Reconsidering the OP, I really appreciate Audiophile Bill's insight above. We must ignore obvious imprecise associations (Bill is asserting that he can tell that Kedar's video was of a live event and not a recorded event, despite the video being made on a mobile phone, despite all the limitations implied and discussed herein).
Despite my being on the autistic spectrum, I can still tell if someone I am speaking to is angry, sad or happy. Likewise, I can perceive such over the phone, despite the lack of facial clues and lower acoustic fidelity associated with a telephone call, it is just a bit more difficult.
Our minds are powerful tools that do this automatically. We are not born with innate language capabilities but gather comprehension and competence by interpreting uttered noises and associated gestures by those around us. Why should this fantastic skill suddenly stop as we get older?
Kedar I believe, in a different thread, demonstrated how a single piece of music sounded when played back from an iPhone recording and then same again from an Android phone recording. What I learned from that demonstration that my iPhone will not show my system off as well as an Android phone would, but that is my take, others may differ. When I listen to telephone videos of music being played from different equipment on this and other sites, I try to remove as many confounding variables as possible.

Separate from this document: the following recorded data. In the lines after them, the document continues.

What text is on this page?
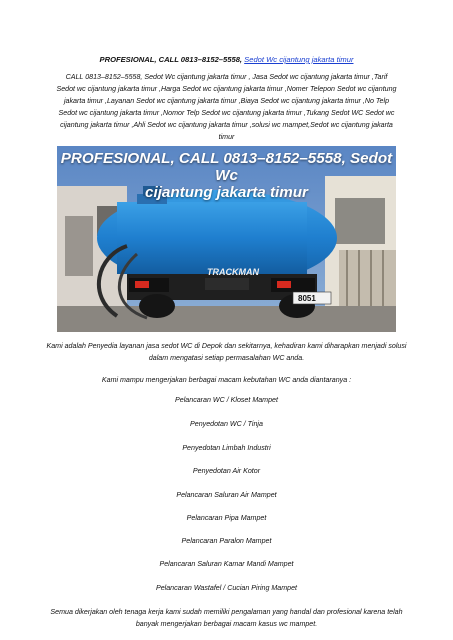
PROFESIONAL, CALL 0813–8152–5558, Sedot Wc cijantung jakarta timur
CALL 0813–8152–5558, Sedot Wc cijantung jakarta timur , Jasa Sedot wc cijantung jakarta timur ,Tarif Sedot wc cijantung jakarta timur ,Harga Sedot wc cijantung jakarta timur ,Nomer Telepon Sedot wc cijantung jakarta timur ,Layanan Sedot wc cijantung jakarta timur ,Biaya Sedot wc cijantung jakarta timur ,No Telp Sedot wc cijantung jakarta timur ,Nomor Telp Sedot wc cijantung jakarta timur ,Tukang Sedot WC Sedot wc cijantung jakarta timur ,Ahli Sedot wc cijantung jakarta timur ,solusi wc mampet,Sedot wc cijantung jakarta timur
TRACKMAN
8051
PROFESIONAL, CALL 0813–8152–5558, Sedot Wc
cijantung jakarta timur
Kami adalah Penyedia layanan jasa sedot WC di Depok dan sekitarnya, kehadiran kami diharapkan menjadi solusi dalam mengatasi setiap permasalahan WC anda.
Kami mampu mengerjakan berbagai macam kebutahan WC anda diantaranya :
Pelancaran WC / Kloset Mampet
Penyedotan WC / Tinja
Penyedotan Limbah Industri
Penyedotan Air Kotor
Pelancaran Saluran Air Mampet
Pelancaran Pipa Mampet
Pelancaran Paralon Mampet
Pelancaran Saluran Kamar Mandi Mampet
Pelancaran Wastafel / Cucian Piring Mampet
Semua dikerjakan oleh tenaga kerja kami sudah memiliki pengalaman yang handal dan profesional karena telah banyak mengerjakan berbagai macam kasus wc mampet.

At home, I prefer to listen to vinyl through SET's and old-school horn speakers so that when I listen to telephone recordings I look out for those of the same (that is what I like and want to compare my system to). I do not listen to those playing electronic instruments, rock etc. as with all the distortion added (EL34's pushed to distortion in Marshall amplifiers, fuzz tones, wah-wah etc. ) as I can not tell how "natural" it sounds. Same CD sourced (they always sound unnatural to me). Instead I listen only to systems playing a vinyl recording of acoustic instruments and from those make my judgements.